9. Social pressure mail can produce large effects but carries real backlash risks. The Gerber-Green-Larimer (2008) finding of an 8-point turnout effect from neighbor-comparison mailers has been replicated in various forms. However, recipients who receive the full neighbor-naming version often report anger that reduces their subsequent engagement with the sending organization. Modified versions (community norms without specific neighbor identification) produce smaller effects with less backlash.

10. Phone banking effects have declined substantially; text banking has somewhat higher efficacy. The collapse in answer rates for landline and cell phone calls has reduced the per-contact effectiveness of phone banking to approximately 0.5–1.5 percentage points. Text banking produces somewhat larger effects (1–2 percentage points), particularly among younger voters, at lower per-contact cost.

11. Direct mail effects are small but real and cost-competitive. Each piece of direct mail produces turnout effects in the range of 0.3–0.7 percentage points. At typical mail costs, this is competitive on a cost-per-vote basis, particularly for high-volume programs targeting low-propensity supporters.

12. Persuasion effects are smaller and more context-dependent than mobilization effects. Experiments that test whether voter contact changes vote choice (rather than just turnout) generally find much smaller effects than GOTV experiments — often statistically indistinguishable from zero. Moving voters across partisan lines is genuinely difficult, and no single contact mode reliably produces large persuasion effects.

Non-Experimental Alternatives

13. Regression discontinuity exploits threshold-based treatment to approximate random assignment near the cutoff. Comparing outcomes for units just above and just below a treatment threshold (where assignment changes discontinuously) provides credible causal estimates for the units near the threshold. The method works for political questions with natural thresholds — close election winners versus losers, campaign finance reporting cutoffs, competitive race designations — but its estimates apply only near the threshold, not to the full distribution.

14. Difference-in-differences requires strong assumptions about counterfactual trends. Comparing outcome changes over time between treatment and comparison groups can produce credible causal estimates when the parallel trends assumption holds — when, absent the treatment, the two groups would have changed at the same rate. This assumption should always be interrogated explicitly, because treatments are often applied to groups that were already on different trajectories.

Ethics and Practice

15. Field experiments in political contexts require ethical attention, even when legally permissible. The absence of an IRB requirement does not establish ethical permissibility. Experiments should be evaluated on: the harm potential of the treatment (are you treating voters differently in ways they would object to?), the adequacy of the comparison between treated and control conditions (is being in the control group a meaningful deprivation?), and the use of findings (do the findings benefit those who were subjected to the experiment, or only those who funded it?).

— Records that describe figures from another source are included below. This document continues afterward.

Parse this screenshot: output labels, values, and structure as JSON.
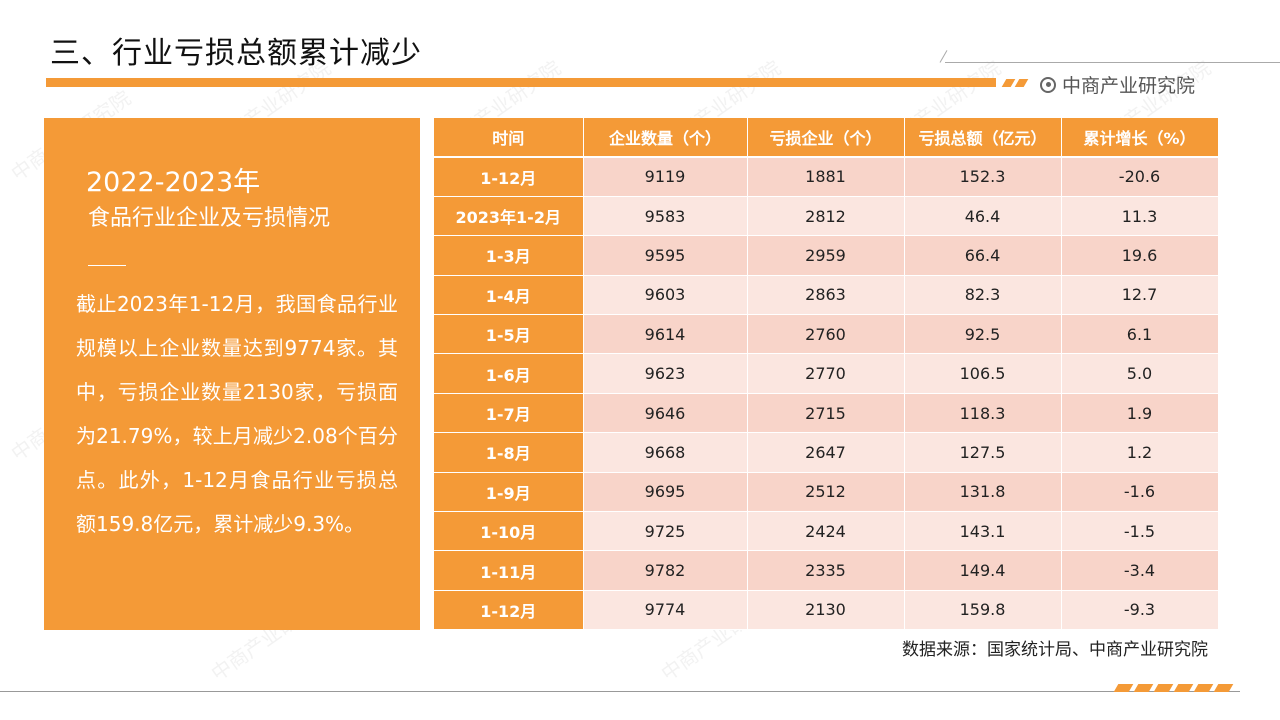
{
  "header": {
    "title": "三、行业亏损总额累计减少",
    "brand": "中商产业研究院"
  },
  "left_panel": {
    "year": "2022-2023年",
    "subtitle": "食品行业企业及亏损情况",
    "paragraph": "截止2023年1-12月，我国食品行业规模以上企业数量达到9774家。其中，亏损企业数量2130家，亏损面为21.79%，较上月减少2.08个百分点。此外，1-12月食品行业亏损总额159.8亿元，累计减少9.3%。"
  },
  "table": {
    "headers": [
      "时间",
      "企业数量（个）",
      "亏损企业（个）",
      "亏损总额（亿元）",
      "累计增长（%）"
    ],
    "rows": [
      [
        "1-12月",
        "9119",
        "1881",
        "152.3",
        "-20.6"
      ],
      [
        "2023年1-2月",
        "9583",
        "2812",
        "46.4",
        "11.3"
      ],
      [
        "1-3月",
        "9595",
        "2959",
        "66.4",
        "19.6"
      ],
      [
        "1-4月",
        "9603",
        "2863",
        "82.3",
        "12.7"
      ],
      [
        "1-5月",
        "9614",
        "2760",
        "92.5",
        "6.1"
      ],
      [
        "1-6月",
        "9623",
        "2770",
        "106.5",
        "5.0"
      ],
      [
        "1-7月",
        "9646",
        "2715",
        "118.3",
        "1.9"
      ],
      [
        "1-8月",
        "9668",
        "2647",
        "127.5",
        "1.2"
      ],
      [
        "1-9月",
        "9695",
        "2512",
        "131.8",
        "-1.6"
      ],
      [
        "1-10月",
        "9725",
        "2424",
        "143.1",
        "-1.5"
      ],
      [
        "1-11月",
        "9782",
        "2335",
        "149.4",
        "-3.4"
      ],
      [
        "1-12月",
        "9774",
        "2130",
        "159.8",
        "-9.3"
      ]
    ]
  },
  "source": "数据来源：国家统计局、中商产业研究院",
  "colors": {
    "accent": "#f49a37",
    "row_dark": "#f8d4c9",
    "row_light": "#fbe6e0"
  }
}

16. Experimental findings should be applied to new contexts with explicit attention to generalizability. Effect sizes from one election, population, and treatment context do not automatically translate to another. The 2.5-point meta-analytic canvassing estimate is an average across diverse conditions; any specific application may produce larger or smaller effects. Context-specific experimentation — as Meridian conducts for CEF — is more informative than applying literature averages.

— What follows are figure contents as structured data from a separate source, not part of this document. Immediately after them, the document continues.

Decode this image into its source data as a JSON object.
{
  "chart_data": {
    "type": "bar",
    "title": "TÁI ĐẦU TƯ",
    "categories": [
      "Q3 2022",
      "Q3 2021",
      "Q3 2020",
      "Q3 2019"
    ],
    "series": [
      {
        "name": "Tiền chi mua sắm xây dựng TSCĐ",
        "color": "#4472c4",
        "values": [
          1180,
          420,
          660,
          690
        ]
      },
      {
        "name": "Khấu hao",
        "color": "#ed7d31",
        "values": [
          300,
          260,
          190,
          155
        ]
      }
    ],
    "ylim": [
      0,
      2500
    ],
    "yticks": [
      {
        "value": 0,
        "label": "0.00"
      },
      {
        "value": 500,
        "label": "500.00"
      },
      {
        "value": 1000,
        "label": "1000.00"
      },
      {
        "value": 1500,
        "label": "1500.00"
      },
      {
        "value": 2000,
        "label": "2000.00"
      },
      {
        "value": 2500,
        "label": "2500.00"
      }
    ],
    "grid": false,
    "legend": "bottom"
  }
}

17. Prediction and explanation are complementary, not competing. Campaign targeting models predict who will vote and who will support the candidate — enabling efficient resource allocation. Field experiments explain why interventions change behavior — enabling principled choice among contact strategies. The two approaches work together: experiments generate the causal knowledge that makes targeted programs effective; targeting ensures that experimentally validated strategies reach the right voters. Neither alone is sufficient for a well-designed campaign.